Grace miró a Angus, que desvió los ojos.

James dijo:

—Al diablo las reglas. Esta noche vamos a cenar aquí y en la mesa de la pajarera.

—Me temo que no puedo permitirlo, sir James, si la señora Donald les acompaña.

—No pretenderá decirme que podría usted…

—No te preocupes, padre —dijo Geoffrey, alargando la mano hacia Ilse, que le miró con expresión interrogativa—. No me apetece cenar en este asqueroso club. No quiero ser socio, gracias. Mi esposa y yo iremos adonde nos acojan como es debido. Y si no nos acogen bien en ninguna parte de Kenia, ¡nos iremos a otra parte del mundo donde nos reciban con agrado!

—¡Geoffrey! —llamó James cuando el muchacho ya salía.

Mona, aturdida y sentada todavía en el respaldo del sofá, siguió a la pareja con los ojos, miró la figura deslumbrante que iba de uniforme y a la mujer bonita que la acompañaba. Luego se volvió bruscamente y salió corriendo del vestíbulo, bajó por el sendero del jardín hasta su bungalow y se encerró bajo llave.

Rose estaba trabajando silenciosamente en el tapiz al entrar Grace. En el exterior, una noche humosa se extendía desde la ventana con barrotes hasta un horizonte que se juntaba con estrellas cristalinas.

Grace se detuvo y recorrió con los ojos la humilde celda que ahora era el hogar de Rose. Luego se sentó y dijo:

—Rose, ¿quieres hablar conmigo esta noche?

—¿El lugar de descanso de Carlo está ya casi terminado?

—Así es, Rose.

Con un suspiro Rose clavó la aguja, apartó el tapiz y por primera vez desde hacía meses miró directamente a los ojos de su cuñada.

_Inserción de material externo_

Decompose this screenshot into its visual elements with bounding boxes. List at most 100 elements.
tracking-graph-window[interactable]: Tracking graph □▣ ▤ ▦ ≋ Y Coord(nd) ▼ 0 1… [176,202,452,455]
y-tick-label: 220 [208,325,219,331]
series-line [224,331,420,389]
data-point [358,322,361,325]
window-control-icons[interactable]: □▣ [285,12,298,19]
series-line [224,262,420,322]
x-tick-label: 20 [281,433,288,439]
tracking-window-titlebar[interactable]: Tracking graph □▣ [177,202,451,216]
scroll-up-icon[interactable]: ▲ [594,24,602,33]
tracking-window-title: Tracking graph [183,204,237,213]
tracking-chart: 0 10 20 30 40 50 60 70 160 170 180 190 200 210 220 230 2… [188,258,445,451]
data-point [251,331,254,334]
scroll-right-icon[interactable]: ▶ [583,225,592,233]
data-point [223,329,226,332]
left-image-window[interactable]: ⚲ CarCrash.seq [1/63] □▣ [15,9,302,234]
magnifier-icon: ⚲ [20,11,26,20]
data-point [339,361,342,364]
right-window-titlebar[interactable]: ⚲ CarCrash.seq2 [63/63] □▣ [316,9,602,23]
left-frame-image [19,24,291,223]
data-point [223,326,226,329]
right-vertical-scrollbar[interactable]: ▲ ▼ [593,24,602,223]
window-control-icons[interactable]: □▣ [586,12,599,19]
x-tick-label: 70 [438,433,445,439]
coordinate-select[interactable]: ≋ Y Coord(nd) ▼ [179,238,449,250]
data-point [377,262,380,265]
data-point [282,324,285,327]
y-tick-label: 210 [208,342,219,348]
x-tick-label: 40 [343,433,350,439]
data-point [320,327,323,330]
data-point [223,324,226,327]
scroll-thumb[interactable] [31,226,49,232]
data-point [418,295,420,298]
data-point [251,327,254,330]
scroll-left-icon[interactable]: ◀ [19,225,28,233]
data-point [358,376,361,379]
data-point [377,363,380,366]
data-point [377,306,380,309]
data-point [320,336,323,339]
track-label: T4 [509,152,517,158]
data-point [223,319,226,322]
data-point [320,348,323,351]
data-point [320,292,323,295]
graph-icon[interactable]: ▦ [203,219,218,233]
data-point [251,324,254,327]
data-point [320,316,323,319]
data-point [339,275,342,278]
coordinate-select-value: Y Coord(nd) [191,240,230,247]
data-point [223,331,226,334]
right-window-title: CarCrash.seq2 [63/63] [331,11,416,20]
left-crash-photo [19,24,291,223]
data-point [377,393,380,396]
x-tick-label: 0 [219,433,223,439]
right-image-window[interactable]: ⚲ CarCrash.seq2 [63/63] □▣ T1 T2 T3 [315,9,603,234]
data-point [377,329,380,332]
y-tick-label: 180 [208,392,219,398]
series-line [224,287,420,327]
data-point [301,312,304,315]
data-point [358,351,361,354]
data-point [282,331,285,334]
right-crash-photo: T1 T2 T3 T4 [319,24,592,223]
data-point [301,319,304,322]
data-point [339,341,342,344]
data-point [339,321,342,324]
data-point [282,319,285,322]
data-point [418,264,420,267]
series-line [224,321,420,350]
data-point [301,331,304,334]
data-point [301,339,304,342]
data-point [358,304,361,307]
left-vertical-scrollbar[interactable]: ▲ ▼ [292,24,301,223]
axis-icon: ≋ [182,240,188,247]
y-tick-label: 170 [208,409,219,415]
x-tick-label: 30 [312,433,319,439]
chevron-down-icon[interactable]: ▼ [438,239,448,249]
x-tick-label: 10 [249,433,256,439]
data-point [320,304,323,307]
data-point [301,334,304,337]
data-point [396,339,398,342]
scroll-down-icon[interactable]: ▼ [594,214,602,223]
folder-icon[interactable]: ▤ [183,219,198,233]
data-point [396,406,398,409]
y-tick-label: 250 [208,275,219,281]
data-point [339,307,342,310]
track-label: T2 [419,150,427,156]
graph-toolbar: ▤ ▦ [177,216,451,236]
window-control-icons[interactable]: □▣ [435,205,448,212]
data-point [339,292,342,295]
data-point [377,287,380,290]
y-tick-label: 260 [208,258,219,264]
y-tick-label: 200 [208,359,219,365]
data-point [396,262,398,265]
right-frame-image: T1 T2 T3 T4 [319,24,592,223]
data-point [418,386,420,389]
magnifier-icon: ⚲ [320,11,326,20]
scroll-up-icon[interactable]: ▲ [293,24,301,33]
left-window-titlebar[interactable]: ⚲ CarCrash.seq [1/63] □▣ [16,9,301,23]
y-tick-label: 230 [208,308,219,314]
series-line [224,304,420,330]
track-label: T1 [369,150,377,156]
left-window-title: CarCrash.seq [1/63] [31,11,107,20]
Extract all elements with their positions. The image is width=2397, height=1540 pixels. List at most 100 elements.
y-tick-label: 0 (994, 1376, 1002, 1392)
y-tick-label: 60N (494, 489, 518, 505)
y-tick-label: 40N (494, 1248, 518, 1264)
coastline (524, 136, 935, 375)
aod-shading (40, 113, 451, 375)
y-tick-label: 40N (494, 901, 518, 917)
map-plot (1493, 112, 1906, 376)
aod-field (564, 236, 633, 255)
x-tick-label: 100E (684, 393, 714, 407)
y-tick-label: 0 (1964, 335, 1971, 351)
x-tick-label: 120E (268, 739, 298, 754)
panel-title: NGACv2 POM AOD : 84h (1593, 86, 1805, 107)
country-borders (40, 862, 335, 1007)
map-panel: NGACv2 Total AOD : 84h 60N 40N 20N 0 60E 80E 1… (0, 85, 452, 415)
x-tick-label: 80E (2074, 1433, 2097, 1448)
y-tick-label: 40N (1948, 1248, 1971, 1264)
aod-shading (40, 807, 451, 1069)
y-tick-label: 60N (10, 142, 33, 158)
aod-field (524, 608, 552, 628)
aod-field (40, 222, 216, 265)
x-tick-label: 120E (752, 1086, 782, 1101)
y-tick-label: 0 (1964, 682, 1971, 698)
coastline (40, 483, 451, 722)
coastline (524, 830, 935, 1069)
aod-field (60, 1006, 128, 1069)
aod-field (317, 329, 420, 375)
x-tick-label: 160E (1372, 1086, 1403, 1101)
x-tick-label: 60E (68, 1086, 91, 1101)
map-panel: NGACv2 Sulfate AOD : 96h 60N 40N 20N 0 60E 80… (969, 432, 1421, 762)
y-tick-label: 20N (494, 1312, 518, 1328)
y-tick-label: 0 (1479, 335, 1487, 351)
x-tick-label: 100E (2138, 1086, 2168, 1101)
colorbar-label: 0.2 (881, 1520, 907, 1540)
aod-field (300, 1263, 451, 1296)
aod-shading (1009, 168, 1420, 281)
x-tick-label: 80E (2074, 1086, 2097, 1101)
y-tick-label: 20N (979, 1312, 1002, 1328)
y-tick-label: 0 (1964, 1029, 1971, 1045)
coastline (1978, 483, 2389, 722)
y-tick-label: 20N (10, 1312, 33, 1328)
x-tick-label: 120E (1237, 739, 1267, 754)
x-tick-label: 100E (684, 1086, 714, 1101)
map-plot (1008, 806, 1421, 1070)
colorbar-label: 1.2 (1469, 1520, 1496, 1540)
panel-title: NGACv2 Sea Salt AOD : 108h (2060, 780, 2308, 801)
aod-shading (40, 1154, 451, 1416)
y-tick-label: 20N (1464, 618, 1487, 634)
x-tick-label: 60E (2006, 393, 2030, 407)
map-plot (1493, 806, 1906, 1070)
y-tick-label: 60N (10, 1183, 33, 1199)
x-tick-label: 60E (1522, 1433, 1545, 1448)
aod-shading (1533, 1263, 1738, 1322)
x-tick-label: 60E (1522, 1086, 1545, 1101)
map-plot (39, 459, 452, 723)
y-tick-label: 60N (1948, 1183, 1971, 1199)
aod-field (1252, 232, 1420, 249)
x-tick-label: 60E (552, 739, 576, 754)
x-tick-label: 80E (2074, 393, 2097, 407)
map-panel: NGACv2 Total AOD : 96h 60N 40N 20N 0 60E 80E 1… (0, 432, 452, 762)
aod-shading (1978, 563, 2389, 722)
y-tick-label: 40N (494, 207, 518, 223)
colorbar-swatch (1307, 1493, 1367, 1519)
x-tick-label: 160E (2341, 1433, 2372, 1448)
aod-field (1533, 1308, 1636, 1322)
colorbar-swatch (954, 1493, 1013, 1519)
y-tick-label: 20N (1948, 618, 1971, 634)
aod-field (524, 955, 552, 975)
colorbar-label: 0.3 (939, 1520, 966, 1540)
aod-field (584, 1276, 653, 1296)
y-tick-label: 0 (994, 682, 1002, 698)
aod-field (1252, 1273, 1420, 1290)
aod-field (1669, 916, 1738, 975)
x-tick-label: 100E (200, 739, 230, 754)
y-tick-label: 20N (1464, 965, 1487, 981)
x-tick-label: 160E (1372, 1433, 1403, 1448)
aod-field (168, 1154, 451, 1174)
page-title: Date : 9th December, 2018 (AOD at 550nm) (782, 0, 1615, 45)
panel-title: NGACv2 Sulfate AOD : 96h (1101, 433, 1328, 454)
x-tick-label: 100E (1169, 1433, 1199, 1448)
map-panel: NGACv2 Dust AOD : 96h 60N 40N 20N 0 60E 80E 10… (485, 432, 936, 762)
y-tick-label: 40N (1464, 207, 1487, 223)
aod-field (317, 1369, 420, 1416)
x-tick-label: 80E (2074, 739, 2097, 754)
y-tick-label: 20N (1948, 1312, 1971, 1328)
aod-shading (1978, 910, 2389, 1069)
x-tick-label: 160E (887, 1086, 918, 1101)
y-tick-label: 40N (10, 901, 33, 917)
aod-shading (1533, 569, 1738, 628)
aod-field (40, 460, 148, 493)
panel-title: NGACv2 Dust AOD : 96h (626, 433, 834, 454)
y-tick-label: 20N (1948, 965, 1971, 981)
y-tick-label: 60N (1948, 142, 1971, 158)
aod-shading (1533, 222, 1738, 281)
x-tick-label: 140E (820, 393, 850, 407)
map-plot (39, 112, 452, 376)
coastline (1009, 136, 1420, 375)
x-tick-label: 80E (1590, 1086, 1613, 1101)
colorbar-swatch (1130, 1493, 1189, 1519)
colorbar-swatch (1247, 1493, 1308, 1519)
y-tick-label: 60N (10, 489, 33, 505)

—Cuando esté terminado, hazme el favor de decirles a los de la funeraria que coloquen a Carlo allí. Y luego pídele al padre Vittorio que diga una misa por él.

—Así lo haré.

—¿Sabes, Grace? —añadió Rose sin alzar la voz—, Valentine no era malo. Sencillamente era incapaz de amar. Carlo era un hombre dulce y gentil que no le deseaba nada malo a nadie. Lo torturaron en el campo de prisioneros. Vi las cicatrices en su pobre cuerpo. Valentine no tenía derecho a matarle de aquella manera, como a un animal, atado e indefenso. Espero que Valentine arda eternamente en el infierno.